Nightingale’s concepts of hospital design, many of which were outlined in her book Notes on Hospitals, guided hospital construction for most of the next century. The Herbert Military Hospital which opened in 1865 was largely constructed in accordance with her design precepts. Not until central HVAC and electricity became standard in the second half of the twentieth century did her notion of separate pavilions and 32-bed wards give way to more modern concepts.
Advocate for Soldiers and Veterans
Less well known, but equally important, is the fact that Florence Nightingale was history’s first and most highly effective advocate for the health and healthcare of soldiers and veterans and their families. The Duke of Wellington, the Iron Duke who defeated Napoleon, had referred to the men who brought him his victories as “the scum of the earth,” an opinion that British generals still held forty years later. Nightingale considered that attitude and the fatal negligence of the military bureaucracy in the care of sick and wounded soldiers it engendered to be nothing short of murder.
As Gillian Gill wrote in her book Nightingales, “Reform of the army health system, not [just] nursing, was the cause that absorbed Nightingale.” It was a cause to which she devoted herself during her time in Turkey and in the Crimea, and then for the remaining years of her life.
Nightingale’s 1857 report titled Notes on Matters Affecting the Health, Efficiency, and Hospital Administration of the British Army was, as biographer Mark Bostridge put it, “at once a passionate elegy for the British soldier as well as a plea for his more humane treatment in the future.” The 830-page report addressed virtually every dimension of health promotion and healthcare in the military. In later years, she turned her attention to health affairs in the Indian subcontinent, then under British rule, including providing for the health of English soldiers stationed there. In Florence Nightingale: The Making of an Icon, Bostridge wrote:
For years afterwards, she would sometimes go to extraordinary lengths to find employment for an ex-soldier, or treatment for one in poor health, often contributing to the doctor’s fees herself. During the war, she was no less concerned for soldiers’ wives and families, answering inquiries about the missing or the seriously ill, sending, for example, a grieving widow money with which to buy mourning clothes, and writing or dictating countless letters of condolence. This was perhaps the first time in any British war that such serious attention, from an official source, had been paid to the surviving relatives of the dead.

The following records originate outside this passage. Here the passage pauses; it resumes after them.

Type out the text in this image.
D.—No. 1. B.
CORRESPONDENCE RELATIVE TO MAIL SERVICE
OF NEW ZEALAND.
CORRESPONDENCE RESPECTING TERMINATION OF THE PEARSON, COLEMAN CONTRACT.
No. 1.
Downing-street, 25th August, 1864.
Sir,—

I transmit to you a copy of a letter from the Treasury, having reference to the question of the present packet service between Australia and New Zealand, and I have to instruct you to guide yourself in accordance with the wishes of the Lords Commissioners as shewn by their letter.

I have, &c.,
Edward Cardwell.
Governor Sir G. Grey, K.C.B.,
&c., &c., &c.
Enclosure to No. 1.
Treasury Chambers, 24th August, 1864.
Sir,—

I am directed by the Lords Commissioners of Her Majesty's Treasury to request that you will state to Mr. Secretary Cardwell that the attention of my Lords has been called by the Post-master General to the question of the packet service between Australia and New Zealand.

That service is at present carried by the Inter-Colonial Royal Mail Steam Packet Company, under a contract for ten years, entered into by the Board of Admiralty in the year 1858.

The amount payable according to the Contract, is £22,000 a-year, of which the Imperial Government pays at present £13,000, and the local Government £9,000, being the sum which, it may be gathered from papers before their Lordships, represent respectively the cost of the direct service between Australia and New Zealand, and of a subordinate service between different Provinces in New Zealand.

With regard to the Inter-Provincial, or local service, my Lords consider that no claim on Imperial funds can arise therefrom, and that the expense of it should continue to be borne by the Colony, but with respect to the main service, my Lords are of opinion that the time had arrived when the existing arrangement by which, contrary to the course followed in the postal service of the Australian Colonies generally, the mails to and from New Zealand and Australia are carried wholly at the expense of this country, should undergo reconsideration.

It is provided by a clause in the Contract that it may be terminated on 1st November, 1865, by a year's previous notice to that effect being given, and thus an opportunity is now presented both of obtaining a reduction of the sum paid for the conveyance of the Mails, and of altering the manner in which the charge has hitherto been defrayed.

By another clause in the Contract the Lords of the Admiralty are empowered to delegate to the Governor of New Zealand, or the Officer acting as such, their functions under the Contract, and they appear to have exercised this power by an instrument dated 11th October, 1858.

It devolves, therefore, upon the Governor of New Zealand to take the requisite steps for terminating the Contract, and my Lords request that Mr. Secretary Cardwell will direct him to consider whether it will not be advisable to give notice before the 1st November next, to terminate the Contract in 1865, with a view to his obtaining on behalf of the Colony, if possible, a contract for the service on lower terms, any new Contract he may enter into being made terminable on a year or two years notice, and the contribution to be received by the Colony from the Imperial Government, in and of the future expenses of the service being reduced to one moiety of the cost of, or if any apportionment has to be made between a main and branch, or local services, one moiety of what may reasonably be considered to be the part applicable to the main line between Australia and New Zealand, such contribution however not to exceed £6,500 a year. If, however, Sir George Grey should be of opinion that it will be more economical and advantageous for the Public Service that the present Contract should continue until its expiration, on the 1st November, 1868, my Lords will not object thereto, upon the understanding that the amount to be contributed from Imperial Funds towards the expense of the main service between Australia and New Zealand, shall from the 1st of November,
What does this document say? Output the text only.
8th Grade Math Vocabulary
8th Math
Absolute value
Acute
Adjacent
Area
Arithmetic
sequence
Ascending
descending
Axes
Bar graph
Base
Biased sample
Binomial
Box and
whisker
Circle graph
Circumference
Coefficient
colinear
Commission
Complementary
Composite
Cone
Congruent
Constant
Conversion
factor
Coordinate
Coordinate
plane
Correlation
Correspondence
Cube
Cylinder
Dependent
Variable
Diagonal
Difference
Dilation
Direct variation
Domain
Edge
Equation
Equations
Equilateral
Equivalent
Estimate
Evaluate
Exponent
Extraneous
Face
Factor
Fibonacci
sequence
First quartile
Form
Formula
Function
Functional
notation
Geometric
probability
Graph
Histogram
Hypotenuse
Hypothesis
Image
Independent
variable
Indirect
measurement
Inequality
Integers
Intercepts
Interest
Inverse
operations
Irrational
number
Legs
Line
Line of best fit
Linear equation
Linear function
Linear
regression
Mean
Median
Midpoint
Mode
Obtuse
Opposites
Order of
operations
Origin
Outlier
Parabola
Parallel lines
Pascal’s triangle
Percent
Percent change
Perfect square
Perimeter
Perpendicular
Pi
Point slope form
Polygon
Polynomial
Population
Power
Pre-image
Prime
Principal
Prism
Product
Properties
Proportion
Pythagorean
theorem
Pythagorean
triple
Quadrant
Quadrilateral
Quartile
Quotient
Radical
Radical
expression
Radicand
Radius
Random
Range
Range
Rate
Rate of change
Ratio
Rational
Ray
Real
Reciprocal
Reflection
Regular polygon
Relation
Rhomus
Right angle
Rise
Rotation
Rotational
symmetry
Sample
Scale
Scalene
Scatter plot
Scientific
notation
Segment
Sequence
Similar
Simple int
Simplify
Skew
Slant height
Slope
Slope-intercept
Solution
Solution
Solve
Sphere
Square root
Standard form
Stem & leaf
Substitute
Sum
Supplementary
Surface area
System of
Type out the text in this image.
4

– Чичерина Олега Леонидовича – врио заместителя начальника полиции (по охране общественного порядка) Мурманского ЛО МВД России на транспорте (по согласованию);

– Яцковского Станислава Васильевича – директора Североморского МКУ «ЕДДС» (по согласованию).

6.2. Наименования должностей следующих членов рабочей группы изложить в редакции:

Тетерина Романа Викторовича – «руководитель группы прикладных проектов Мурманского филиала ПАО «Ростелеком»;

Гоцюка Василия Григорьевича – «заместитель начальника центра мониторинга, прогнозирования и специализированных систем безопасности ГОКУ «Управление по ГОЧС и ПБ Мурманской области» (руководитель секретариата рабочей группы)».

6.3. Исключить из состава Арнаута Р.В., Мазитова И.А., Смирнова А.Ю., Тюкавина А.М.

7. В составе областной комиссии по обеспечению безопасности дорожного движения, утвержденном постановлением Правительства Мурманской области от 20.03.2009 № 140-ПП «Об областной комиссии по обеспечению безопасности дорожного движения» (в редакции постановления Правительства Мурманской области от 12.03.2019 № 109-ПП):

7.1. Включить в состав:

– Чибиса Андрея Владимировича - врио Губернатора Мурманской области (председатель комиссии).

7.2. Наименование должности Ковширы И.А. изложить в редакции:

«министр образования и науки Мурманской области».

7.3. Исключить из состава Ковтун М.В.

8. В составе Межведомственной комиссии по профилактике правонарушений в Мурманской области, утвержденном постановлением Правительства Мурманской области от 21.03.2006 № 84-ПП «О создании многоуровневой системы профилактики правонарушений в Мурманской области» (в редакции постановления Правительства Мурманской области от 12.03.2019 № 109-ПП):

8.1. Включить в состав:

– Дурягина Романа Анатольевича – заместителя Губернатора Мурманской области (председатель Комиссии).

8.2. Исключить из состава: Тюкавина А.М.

Her concern and care for soldiers’ families predated by a decade Abraham Lincoln’s commitment stated in his second inaugural address – “To care for him who shall have borne the battle, and for his widow, and his orphan” – which is now the motto of the Department of Veterans Affairs.
The only known recording of Nightingale’s voice, produced as part of Thomas Edison’s project to record the voices of famous people, was a plea for a fund to support Crimean War veterans. More than four decades after the end of that conflict, Florence Nightingale was still fighting for the soldiers that she considered to be her children. And after she died, her coffin was escorted by octogenarian veterans of that war who still remembered their Lady with the Lamp.
In a 1915 essay about the Nightingale legacy, Mohandas Gandhi wrote that after she died “thousands of soldiers wept bitterly like little children, as though they had lost their own mother.” And today she continues her watch in London’s Waterloo Place where her statue stands close by the one honoring the memory of Britain’s Crimean War veterans.
This Veterans Day the team at Values Coach thanks the men and women who have served our nation in the Armed Forces.